Older people also tend to have a different set of criteria for potential partners than young people do: For instance, while younger users might consider income level or job title when looking for a prospective partner, many seniors might consider issues like health or mobility. “They’re far less focused on age, status, and physical appearance than young people are,” says Dowling. “They’re looking for someone who can be that shoulder of support.”

And they’re not necessarily looking for just one shoulder. In many cases, Dowling says, the older adults who use Stitch are looking for multiple companions, “someone to go to dinner with, someone they can go hiking with, learn a language. That might not always be just one person.” While this might sound on the kinkier side, Stitch is hardly a site for senior swingers: Dowling says that the majority of those who sign up for the site are not interested in casual hookups. “There are apps already out there for that,” says Dowling, citing the website Sugardaddy.com as an example. “We find that our users are looking for a relationship with a higher level of trust.”

There are also a handful of happily married people on Stitch, whose partners may have limited mobility or health issues that prevent them from doing certain activities, but who want to continue to lead an active lifestyle. One of these users, Dowling says, signed onto Stitch to find someone to teach them how to speak French.

That’s not to say, however, that Stitch’s users aren’t interested in sex. In fact, says Dowling, one of the main differences between 20-somethings and older dating site users is that the latter group is often more direct about their expectations when it comes to physical relationships. “It’s really refreshing how open and honest our users are when they register,” he says. “They’re quite happy to talk about what their expectations are in that regard.”

Like Tinder, Stitch users can only message each other if they provide mutual consent, thus differentiating itself from websites like Match.com and OKCupid, where users are often barraged with messages from persistent suitors. While instilling that sense of security is a huge priority for most dating apps and websites, which are often plagued by catfishers and scammers, it’s doubly so for a site like Stitch, as seniors are often more vulnerable to these things.

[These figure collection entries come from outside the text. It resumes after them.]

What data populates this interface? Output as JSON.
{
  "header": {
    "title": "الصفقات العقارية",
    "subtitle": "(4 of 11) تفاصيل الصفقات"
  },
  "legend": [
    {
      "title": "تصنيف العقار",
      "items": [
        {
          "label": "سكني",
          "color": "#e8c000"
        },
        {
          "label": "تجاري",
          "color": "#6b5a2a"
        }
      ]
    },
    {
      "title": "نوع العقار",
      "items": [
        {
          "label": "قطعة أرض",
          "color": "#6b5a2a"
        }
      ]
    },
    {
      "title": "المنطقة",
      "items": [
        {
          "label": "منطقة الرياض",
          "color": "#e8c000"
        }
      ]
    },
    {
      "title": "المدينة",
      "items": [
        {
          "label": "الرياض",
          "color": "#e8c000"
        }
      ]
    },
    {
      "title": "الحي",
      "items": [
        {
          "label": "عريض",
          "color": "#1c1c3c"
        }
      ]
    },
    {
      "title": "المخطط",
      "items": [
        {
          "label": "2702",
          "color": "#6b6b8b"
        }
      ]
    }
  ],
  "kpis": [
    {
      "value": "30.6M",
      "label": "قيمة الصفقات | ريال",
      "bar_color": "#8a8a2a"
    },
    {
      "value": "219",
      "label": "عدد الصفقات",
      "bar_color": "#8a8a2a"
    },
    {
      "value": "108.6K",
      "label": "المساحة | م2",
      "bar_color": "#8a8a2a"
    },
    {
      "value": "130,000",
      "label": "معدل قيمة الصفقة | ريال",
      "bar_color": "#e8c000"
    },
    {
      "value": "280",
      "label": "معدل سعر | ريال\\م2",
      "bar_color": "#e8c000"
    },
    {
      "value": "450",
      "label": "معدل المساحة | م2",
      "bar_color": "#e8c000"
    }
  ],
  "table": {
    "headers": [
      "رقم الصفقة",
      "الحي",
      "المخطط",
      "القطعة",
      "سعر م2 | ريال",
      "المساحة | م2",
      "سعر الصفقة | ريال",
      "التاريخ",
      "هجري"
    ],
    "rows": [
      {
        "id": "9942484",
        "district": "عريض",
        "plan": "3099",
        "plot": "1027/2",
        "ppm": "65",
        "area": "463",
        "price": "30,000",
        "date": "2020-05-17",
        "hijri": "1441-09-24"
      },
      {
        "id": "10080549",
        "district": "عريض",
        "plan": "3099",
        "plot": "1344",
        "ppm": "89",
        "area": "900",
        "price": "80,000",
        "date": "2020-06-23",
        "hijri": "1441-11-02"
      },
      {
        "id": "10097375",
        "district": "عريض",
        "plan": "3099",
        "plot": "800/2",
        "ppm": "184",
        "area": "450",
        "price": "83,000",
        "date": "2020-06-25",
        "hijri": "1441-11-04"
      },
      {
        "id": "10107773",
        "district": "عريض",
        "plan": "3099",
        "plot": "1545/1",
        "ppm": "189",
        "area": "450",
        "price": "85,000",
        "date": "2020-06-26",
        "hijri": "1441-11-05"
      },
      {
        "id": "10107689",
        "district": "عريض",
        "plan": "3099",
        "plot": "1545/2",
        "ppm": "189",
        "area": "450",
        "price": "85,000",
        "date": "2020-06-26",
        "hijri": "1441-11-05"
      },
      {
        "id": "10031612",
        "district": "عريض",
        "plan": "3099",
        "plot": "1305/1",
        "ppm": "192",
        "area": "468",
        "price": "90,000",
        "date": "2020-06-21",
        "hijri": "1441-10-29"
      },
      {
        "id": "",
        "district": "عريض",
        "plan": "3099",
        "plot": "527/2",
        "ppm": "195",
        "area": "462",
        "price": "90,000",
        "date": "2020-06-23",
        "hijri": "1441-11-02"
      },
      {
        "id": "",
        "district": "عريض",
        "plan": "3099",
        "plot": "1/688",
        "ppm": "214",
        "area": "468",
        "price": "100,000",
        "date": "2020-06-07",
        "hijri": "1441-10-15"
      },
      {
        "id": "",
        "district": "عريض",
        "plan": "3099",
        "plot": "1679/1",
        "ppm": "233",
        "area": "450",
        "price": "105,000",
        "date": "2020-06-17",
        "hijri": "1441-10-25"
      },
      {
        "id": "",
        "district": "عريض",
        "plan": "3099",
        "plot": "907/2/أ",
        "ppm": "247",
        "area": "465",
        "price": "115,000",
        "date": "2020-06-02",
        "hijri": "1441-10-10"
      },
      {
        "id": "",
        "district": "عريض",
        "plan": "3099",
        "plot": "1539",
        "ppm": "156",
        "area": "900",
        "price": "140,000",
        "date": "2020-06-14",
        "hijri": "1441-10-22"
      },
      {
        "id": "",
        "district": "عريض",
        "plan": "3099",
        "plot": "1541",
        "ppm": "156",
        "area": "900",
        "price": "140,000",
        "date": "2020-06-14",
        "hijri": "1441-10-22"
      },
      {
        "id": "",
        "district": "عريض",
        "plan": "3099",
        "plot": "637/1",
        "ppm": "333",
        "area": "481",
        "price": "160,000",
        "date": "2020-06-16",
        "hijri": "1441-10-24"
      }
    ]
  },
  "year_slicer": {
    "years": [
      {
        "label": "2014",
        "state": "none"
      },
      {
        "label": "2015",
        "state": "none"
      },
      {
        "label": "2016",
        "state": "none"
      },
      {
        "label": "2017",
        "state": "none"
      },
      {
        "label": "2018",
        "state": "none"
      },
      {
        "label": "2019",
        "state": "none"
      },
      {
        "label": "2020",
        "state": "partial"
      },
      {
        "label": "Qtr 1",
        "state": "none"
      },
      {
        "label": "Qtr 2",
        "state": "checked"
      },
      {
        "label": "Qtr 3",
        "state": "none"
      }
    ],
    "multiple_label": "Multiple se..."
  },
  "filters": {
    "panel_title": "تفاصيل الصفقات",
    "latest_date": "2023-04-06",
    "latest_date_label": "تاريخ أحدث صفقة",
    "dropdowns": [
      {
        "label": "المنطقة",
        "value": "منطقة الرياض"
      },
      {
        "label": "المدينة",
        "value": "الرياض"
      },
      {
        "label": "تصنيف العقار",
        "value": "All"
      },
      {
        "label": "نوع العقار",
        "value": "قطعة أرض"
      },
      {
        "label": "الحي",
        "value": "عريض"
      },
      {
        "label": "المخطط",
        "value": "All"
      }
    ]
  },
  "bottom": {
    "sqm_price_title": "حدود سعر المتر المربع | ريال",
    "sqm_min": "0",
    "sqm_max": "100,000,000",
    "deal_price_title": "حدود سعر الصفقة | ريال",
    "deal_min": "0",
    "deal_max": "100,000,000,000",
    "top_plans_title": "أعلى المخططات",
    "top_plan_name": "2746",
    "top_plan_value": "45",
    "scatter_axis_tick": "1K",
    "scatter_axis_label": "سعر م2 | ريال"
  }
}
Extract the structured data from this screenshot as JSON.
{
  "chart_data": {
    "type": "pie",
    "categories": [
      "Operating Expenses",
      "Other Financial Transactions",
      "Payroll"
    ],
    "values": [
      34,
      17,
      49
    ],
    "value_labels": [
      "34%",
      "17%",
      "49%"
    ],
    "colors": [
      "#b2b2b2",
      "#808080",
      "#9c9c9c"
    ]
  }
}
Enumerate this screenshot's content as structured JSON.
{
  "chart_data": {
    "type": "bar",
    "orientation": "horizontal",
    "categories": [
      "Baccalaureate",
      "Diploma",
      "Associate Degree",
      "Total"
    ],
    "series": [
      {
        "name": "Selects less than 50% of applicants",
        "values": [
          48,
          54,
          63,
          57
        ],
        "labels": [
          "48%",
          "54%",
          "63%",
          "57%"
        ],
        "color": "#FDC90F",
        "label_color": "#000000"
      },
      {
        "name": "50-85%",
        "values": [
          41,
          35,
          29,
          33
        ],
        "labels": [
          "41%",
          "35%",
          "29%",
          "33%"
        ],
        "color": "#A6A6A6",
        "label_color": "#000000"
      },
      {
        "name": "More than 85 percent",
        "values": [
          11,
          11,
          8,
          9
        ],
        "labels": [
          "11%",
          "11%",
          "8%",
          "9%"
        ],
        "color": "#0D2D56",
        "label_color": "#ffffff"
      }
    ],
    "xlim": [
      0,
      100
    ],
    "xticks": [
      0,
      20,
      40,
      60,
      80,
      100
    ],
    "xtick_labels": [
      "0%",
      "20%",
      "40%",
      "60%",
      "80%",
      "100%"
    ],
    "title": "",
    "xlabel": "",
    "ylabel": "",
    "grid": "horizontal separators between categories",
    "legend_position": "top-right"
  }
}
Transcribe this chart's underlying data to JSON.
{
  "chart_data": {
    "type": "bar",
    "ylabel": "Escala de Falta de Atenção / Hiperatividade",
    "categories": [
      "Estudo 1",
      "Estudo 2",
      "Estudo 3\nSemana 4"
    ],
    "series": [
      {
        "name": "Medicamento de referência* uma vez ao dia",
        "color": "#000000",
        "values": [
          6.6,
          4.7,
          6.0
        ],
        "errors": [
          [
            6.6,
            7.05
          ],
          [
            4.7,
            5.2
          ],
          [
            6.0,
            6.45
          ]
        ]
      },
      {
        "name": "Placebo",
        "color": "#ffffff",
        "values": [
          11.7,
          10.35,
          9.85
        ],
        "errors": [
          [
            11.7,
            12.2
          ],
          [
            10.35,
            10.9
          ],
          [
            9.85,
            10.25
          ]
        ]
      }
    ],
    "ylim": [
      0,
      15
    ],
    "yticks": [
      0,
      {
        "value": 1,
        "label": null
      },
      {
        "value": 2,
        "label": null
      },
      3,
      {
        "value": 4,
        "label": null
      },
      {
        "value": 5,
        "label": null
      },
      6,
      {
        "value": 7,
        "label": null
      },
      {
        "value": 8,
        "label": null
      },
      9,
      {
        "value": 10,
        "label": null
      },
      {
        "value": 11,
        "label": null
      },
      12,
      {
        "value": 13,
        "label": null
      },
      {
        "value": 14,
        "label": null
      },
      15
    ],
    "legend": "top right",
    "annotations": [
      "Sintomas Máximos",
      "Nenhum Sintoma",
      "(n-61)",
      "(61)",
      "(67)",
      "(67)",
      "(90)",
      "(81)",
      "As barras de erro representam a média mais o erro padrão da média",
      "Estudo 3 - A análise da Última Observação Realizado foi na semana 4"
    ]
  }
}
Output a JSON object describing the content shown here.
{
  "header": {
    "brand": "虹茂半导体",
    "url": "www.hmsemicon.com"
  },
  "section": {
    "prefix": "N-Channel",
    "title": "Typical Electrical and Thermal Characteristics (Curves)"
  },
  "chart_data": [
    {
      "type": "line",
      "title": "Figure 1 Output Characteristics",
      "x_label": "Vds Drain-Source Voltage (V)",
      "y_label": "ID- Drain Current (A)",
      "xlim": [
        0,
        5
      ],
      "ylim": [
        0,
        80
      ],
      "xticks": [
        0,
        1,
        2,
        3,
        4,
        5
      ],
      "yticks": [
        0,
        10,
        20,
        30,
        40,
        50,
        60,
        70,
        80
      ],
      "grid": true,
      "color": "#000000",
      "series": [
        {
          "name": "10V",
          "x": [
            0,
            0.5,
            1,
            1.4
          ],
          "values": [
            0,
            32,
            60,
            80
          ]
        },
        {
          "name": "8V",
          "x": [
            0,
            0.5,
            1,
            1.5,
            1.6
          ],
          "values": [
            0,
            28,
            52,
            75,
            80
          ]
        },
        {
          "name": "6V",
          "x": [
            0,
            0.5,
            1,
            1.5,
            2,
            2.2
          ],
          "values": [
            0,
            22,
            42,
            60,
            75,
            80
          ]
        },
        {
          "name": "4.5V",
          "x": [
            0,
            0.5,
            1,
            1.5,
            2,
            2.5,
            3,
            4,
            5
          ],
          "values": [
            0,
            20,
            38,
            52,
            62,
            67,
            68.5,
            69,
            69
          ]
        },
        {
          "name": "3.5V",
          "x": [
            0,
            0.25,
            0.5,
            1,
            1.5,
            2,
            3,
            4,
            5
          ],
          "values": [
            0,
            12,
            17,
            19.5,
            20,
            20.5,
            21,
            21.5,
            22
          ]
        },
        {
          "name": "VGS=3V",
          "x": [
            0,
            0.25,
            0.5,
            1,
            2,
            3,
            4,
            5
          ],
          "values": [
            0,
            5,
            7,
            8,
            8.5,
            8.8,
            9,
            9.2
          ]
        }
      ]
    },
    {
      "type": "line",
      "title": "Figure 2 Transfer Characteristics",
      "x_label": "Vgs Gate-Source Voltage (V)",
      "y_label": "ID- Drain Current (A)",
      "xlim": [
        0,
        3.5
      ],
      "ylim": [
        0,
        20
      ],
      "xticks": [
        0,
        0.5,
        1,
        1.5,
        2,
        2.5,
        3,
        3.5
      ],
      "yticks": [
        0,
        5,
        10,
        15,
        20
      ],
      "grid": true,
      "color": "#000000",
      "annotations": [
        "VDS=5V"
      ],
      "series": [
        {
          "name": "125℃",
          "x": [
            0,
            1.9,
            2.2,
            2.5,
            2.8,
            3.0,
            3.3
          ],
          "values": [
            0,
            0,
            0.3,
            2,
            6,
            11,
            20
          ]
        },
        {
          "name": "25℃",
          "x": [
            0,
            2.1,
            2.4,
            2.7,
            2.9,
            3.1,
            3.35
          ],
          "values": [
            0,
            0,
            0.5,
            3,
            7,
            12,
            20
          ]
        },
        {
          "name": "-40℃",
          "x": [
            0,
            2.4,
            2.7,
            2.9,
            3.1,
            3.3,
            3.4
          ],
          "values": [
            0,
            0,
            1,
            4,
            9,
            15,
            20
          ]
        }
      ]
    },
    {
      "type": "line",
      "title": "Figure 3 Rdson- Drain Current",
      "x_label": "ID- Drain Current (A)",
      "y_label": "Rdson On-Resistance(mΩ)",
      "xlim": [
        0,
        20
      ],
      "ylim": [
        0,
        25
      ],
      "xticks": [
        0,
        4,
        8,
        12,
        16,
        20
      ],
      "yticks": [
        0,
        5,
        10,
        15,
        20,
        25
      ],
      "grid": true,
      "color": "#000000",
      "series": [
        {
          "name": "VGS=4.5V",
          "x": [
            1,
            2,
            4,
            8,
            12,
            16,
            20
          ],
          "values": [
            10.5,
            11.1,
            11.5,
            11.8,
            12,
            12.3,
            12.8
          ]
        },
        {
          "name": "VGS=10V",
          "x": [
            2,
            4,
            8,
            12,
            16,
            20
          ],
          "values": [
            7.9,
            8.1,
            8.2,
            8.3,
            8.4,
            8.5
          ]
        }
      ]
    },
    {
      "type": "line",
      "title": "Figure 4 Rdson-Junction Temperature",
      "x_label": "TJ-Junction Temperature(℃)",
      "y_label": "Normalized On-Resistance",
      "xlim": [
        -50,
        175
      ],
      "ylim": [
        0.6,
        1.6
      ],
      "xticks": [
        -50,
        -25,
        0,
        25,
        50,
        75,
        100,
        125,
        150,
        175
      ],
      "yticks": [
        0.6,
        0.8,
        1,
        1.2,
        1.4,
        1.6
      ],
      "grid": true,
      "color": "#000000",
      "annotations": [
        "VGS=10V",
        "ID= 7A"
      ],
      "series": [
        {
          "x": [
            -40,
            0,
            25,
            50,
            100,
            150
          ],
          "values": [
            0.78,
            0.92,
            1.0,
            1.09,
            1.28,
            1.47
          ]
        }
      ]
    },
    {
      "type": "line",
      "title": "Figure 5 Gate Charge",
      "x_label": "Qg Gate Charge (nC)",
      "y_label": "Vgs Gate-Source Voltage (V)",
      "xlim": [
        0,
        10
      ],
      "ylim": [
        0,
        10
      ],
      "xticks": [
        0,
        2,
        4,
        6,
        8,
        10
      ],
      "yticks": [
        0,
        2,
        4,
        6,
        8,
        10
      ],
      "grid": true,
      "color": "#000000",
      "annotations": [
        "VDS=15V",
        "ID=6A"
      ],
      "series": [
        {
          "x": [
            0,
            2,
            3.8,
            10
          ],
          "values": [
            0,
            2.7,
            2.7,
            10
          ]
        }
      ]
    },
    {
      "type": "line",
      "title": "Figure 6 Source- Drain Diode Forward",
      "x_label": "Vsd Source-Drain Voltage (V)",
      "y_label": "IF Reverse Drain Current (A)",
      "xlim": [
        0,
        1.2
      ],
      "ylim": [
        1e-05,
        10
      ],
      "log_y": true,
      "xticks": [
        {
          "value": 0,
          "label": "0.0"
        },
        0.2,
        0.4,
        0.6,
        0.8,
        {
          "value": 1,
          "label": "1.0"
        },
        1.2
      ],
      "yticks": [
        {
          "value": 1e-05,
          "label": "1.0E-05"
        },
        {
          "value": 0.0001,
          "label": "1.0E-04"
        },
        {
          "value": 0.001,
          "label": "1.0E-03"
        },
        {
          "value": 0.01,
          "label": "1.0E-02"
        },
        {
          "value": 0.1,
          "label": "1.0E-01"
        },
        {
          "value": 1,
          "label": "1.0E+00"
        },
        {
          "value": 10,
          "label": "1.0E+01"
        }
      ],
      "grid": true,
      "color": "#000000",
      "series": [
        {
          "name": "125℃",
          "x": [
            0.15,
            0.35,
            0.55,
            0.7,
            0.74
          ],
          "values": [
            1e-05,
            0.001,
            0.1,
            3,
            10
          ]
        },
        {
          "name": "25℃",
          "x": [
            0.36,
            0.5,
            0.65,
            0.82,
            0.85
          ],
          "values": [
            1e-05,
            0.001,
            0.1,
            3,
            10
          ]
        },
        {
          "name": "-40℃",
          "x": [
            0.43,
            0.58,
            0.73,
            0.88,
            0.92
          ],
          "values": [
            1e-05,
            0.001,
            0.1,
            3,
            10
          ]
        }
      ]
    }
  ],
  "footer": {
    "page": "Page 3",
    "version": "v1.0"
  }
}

“We’re trying to create an environment that’s very high-trust, where we verify and protect every user’s identity,” says Dowling. “All those things are maybe not so much of a consideration for young people looking for hookups.”

Of course, because Stitch is targeted at a demographic that’s not exactly known for its technological proficiency, there are some intentional limitations to its growth. For starters, unlike Tinder, Stitch is only available as a desktop website, and it will likely never evolve into a mobile app. “There is that technology gap,” says Dowling. “Most of our users don’t have an iPhone. We have users in their 90s who have never even used a computer before.”

Despite that gap, however, Stitch has attracted widespread interest among older adults in the Bay Area, where Dowling’s startup is currently conducting closed trials. The website has registered more than 1,500 users, most of whom are women, which might come as a surprise to frustrated 20-something males on most dating websites, where the population skews heavily male.

In this respect, and in many others, Stitch runs counter to how most dating apps and websites operate. There’s less of an emphasis on sex and physical appearance, and there aren’t any flashy gamification features, like a points rewards system; there isn’t even in-app messaging. (“We found that our users prefer to speak on the phone,” Dowling explains.) But given how few resources there are in the digital space for those entering their golden years, combined with how rapidly aging our global population is, there’s a real need for something like Stitch.

“There are a lot of aspects of this product that are the opposite of what the norms are in dating: what people are looking for, how they search, what the demographics are,” Dowling says. “It’s a very, very different market, which is why it needs its own product.”